Practice!

Sample Problem

Find the minimum value of z=2x-y where y≥0, subject to the following constraints

y-x≥5

y+3x≤-5

x≤-3

Maximum value

3

-10

  -8

-2

Minimum value

3

-10

-8

  does not exist

Solution

 

First, sketch the region corresponding to the system of constraints.

y≥0 is the area above y=0 (the x-axis).

y-x≥5 is the area to the left of the line y=x+5

 y+3x≤-5 is the area to the left of the line y=-3x-5 and x≤-3 is the area to the left of the line x=-3. The constraints from the region highlighted in blue stripes.

Next, find the vertices of the region

At (-3, 4): z=2(-3)-(4)=-10

At (-3, 2): z=2(-3)-(2)=-8

At (-5, 0): z=2(-5)-(0)=-10

Note that the point (x, 0) lies in the region for all values x≤-5. Substituting this point into the objection function, you get z=2(x)+0=2x where x can be infinitely small. You can obtain values of z that are as small as you want. So, there is no minimum value of z. (a minimum value does not exist)

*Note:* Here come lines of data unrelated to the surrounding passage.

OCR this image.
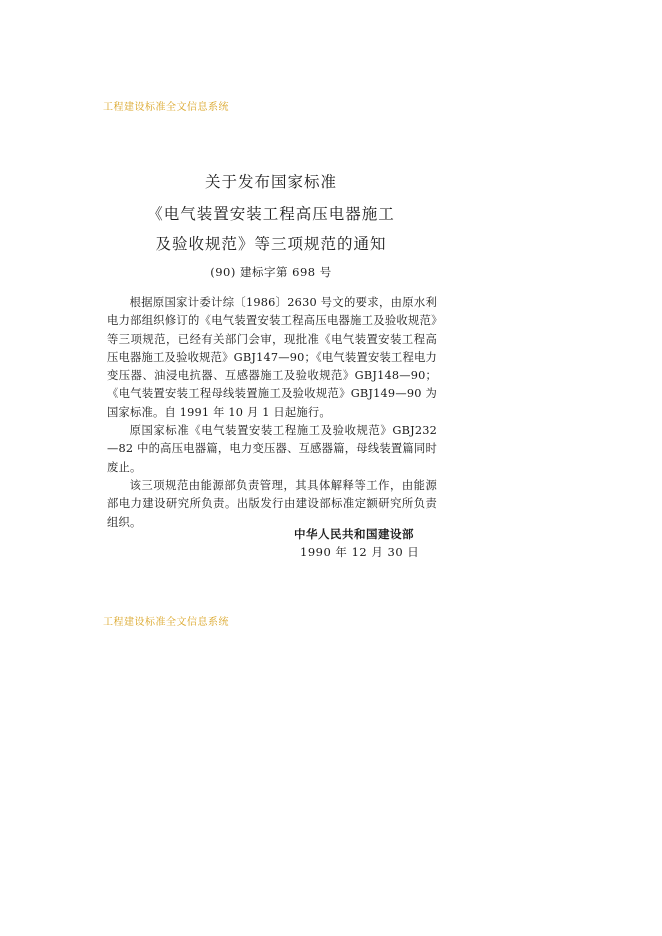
工程建设标准全文信息系统
关于发布国家标准
《电气装置安装工程高压电器施工
及验收规范》等三项规范的通知
(90) 建标字第 698 号

根据原国家计委计综〔1986〕2630 号文的要求，由原水利电力部组织修订的《电气装置安装工程高压电器施工及验收规范》等三项规范，已经有关部门会审，现批准《电气装置安装工程高压电器施工及验收规范》GBJ147—90；《电气装置安装工程电力变压器、油浸电抗器、互感器施工及验收规范》GBJ148—90；《电气装置安装工程母线装置施工及验收规范》GBJ149—90 为国家标准。自 1991 年 10 月 1 日起施行。

原国家标准《电气装置安装工程施工及验收规范》GBJ232—82 中的高压电器篇，电力变压器、互感器篇，母线装置篇同时废止。

该三项规范由能源部负责管理，其具体解释等工作，由能源部电力建设研究所负责。出版发行由建设部标准定额研究所负责组织。

中华人民共和国建设部
1990 年 12 月 30 日
工程建设标准全文信息系统
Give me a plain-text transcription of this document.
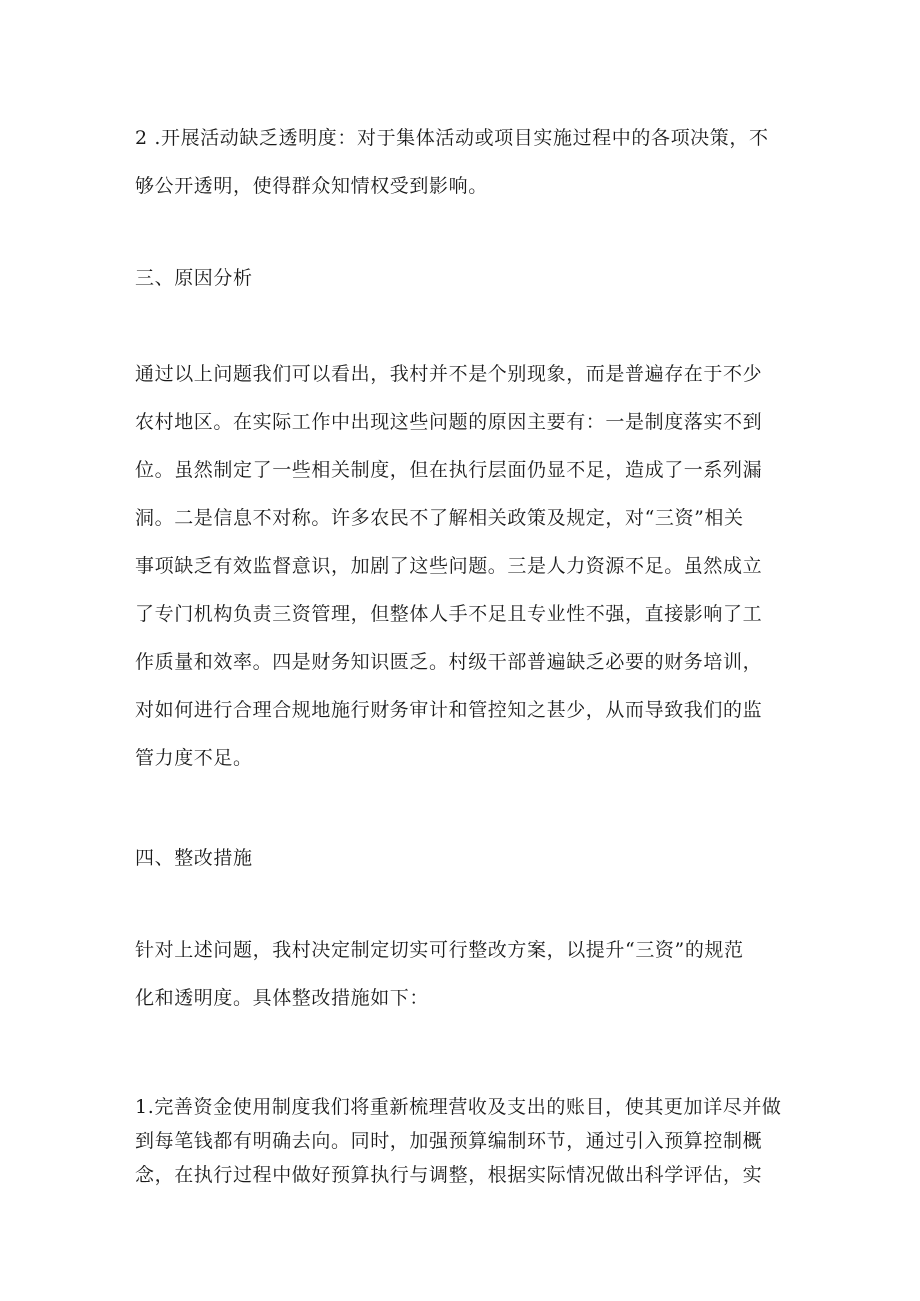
2 .开展活动缺乏透明度：对于集体活动或项目实施过程中的各项决策，不
够公开透明，使得群众知情权受到影响。
三、原因分析
通过以上问题我们可以看出，我村并不是个别现象，而是普遍存在于不少
农村地区。在实际工作中出现这些问题的原因主要有：一是制度落实不到
位。虽然制定了一些相关制度，但在执行层面仍显不足，造成了一系列漏
洞。二是信息不对称。许多农民不了解相关政策及规定，对“三资”相关
事项缺乏有效监督意识，加剧了这些问题。三是人力资源不足。虽然成立
了专门机构负责三资管理，但整体人手不足且专业性不强，直接影响了工
作质量和效率。四是财务知识匮乏。村级干部普遍缺乏必要的财务培训，
对如何进行合理合规地施行财务审计和管控知之甚少，从而导致我们的监
管力度不足。
四、整改措施
针对上述问题，我村决定制定切实可行整改方案，以提升“三资”的规范
化和透明度。具体整改措施如下：
1.完善资金使用制度我们将重新梳理营收及支出的账目，使其更加详尽并做
到每笔钱都有明确去向。同时，加强预算编制环节，通过引入预算控制概
念，在执行过程中做好预算执行与调整，根据实际情况做出科学评估，实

However, there is a maximum value of z (we are limited to positive y-values and negative x-values based on the constraints…the values of z will only get smaller and smaller as we move farther into the region, so the maximum value of z must occur at one of the vertices.

The maximum value of z is therefore -8 and occurs at x=-3 and y=2.